Registering a trademark in France is very similar to registering a trademark in any other European country, as the systems are nearly similar.
Most people believe that a trademark is protected once it is used in commerce, as this applies in a Common Law System. However, a Civil Law system requires that in order to use a trademark, it must be registered. As such, it is advisable to register a trademark in all countries where the sign will be used to avoid future difficulties.
There are specific steps one needs to follow in order to register a trademark in France, as follows: the first step is to conduct a search within the already registered trademarks. Once the research was completed, the registration application represents the second step. The respective application must contain information on the applicant, the trademark, the products or services to which it applies and if the case, the claim of a foreign application priority.

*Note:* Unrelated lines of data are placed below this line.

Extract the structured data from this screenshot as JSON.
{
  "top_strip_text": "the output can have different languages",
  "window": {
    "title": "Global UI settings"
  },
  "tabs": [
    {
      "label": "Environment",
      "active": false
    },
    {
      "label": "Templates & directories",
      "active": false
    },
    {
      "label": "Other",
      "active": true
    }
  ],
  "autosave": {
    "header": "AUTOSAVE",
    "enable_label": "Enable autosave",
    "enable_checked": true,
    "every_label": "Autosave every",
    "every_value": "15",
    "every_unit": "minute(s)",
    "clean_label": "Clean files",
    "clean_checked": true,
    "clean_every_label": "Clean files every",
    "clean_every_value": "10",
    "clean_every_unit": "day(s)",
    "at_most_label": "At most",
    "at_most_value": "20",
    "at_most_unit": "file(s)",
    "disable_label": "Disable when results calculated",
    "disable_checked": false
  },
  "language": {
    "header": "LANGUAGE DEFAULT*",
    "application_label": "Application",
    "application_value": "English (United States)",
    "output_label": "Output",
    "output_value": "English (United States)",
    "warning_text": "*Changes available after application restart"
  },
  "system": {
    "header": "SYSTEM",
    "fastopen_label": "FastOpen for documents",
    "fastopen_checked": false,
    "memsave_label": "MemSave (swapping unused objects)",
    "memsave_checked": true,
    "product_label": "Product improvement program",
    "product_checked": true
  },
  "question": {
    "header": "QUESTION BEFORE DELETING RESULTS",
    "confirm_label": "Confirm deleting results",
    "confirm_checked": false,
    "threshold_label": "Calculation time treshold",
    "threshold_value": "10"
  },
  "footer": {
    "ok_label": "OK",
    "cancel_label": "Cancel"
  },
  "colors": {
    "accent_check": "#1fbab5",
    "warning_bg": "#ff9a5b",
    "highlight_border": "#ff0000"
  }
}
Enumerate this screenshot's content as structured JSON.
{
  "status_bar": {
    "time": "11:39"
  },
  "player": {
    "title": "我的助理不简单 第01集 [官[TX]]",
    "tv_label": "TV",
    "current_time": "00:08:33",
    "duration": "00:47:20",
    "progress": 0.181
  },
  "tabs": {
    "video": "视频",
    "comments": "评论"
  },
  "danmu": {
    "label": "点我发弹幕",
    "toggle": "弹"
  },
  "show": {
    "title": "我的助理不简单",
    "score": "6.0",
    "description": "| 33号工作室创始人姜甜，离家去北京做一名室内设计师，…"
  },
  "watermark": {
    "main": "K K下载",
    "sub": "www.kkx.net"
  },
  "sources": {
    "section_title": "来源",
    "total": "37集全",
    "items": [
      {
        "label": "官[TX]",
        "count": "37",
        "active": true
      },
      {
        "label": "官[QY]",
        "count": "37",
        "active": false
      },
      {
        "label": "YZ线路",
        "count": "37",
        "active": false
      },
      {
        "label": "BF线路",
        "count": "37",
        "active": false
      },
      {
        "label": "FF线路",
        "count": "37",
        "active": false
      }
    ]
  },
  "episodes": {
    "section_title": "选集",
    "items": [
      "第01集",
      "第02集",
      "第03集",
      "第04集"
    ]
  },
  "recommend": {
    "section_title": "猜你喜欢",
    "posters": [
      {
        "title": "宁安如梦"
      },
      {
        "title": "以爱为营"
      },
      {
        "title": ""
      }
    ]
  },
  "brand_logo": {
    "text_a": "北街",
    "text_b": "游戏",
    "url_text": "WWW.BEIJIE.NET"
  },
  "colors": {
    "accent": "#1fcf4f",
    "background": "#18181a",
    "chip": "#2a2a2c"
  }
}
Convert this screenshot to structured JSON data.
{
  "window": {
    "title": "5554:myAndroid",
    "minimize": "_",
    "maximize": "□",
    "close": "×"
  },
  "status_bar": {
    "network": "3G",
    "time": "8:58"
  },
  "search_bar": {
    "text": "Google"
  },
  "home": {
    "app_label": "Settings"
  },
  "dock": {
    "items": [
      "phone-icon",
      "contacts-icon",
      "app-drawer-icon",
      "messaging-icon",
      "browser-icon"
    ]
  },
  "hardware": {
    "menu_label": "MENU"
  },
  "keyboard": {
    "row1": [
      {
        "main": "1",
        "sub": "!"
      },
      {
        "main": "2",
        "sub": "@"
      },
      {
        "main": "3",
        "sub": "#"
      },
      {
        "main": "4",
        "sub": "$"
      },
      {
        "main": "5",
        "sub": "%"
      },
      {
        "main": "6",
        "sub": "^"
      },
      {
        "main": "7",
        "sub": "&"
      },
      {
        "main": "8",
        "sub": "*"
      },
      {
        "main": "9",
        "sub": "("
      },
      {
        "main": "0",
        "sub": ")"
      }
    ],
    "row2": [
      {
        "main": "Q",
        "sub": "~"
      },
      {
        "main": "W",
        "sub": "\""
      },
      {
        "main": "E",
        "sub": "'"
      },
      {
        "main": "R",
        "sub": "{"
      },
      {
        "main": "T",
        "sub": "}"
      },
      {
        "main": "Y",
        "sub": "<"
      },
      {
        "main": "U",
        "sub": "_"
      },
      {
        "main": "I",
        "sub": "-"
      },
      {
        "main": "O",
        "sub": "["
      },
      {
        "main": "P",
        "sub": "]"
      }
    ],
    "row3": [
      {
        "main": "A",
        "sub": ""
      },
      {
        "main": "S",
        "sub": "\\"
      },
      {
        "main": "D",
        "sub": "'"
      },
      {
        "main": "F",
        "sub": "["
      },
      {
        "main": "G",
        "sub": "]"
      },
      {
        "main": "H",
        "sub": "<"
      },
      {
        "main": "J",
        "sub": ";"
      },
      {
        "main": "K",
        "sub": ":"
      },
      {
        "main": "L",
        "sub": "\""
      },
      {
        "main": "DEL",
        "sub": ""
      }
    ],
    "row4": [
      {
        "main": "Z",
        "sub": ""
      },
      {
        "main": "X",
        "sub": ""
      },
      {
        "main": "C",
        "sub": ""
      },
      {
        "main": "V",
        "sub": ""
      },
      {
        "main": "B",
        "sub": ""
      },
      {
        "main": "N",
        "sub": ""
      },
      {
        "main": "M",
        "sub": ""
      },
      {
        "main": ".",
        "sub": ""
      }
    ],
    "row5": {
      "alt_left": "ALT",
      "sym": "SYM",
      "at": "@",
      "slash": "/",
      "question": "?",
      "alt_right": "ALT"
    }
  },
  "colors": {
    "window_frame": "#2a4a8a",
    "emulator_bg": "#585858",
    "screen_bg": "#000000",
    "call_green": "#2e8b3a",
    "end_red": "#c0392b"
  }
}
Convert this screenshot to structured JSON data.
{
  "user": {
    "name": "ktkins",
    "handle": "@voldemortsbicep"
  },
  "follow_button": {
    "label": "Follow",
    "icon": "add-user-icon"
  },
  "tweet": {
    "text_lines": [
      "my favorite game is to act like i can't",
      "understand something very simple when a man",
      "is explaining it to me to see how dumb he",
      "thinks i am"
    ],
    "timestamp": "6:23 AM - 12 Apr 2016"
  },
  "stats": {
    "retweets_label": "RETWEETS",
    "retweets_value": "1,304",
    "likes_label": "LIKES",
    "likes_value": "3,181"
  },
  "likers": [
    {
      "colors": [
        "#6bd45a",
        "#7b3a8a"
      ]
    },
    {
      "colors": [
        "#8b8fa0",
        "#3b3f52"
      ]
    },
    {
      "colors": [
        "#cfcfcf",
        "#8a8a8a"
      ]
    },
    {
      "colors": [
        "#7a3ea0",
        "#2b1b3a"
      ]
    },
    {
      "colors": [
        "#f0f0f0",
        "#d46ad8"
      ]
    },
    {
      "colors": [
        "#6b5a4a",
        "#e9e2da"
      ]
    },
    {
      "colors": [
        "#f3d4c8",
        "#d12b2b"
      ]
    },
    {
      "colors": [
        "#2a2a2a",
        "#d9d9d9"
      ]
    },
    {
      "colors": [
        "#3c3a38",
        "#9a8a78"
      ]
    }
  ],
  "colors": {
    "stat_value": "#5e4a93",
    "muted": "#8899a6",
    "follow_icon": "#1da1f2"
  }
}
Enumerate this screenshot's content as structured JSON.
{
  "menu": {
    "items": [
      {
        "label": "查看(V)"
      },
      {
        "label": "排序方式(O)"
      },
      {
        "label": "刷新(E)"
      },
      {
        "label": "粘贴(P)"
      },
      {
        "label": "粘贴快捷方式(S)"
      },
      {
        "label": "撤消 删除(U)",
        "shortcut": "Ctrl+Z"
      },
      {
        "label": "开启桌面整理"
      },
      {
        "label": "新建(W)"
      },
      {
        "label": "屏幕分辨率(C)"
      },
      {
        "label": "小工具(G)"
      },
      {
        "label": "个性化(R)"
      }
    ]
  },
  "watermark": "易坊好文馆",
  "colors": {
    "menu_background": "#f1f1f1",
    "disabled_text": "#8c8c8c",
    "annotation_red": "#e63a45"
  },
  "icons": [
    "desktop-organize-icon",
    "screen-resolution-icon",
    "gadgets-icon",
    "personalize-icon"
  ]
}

Once the application is submitted, it is published in the BOPI, meaning French Official Bulleting of Industrial properties no later than 6 weeks after the application was made. Our French lawyers can help you register a trademark in France. Contact our law firm in France to receive legal advice on registering a trademark.
The examination is a very important step in the registration process, as this is the moment when the French office may ask to specify the designated products or to include a class that contains designated products. At this step, the French office may refuse the registration on the basis that the sign has a lack of distinctively. If irregularities occur, the applicant has the right to change the application within one month or to contest the observation.
The owner of a prior trademark may file an opposition against the trademark application within two months. The applicant is notified with this opposition and can reply by formulation of observations, as the procedure implies that all parties must be heard. In case the opposed trademark was filed longer than 5 years, the applicant may use his first answer in order to establish if the opponent is liable to revocation of his rights.
If no evidence is presented, then the opposition is rejected and the French Office makes a draft decision. If no contestation is made, then the draft becomes an official decision.
Once the trademark has been registered, the applicant is notified and the trademark is published in the BOPI. The trademark is registered for a period of 10 years and it is renewable after a 10 years period.
Trademark protection in France gives also rights in the "Overseas Departments" (Guadeloupe, Martinique, Reunion and French Guyana), in the "Overseas Territories" (French Polynesia, Wallis and Futuna, the French Austral Islands and the French Antarctic territories), in the "Territorial Collectivities" (St. Pierre and Miquelon, Mayotte) and in New Caledonia and dependencies, without other requirements needed.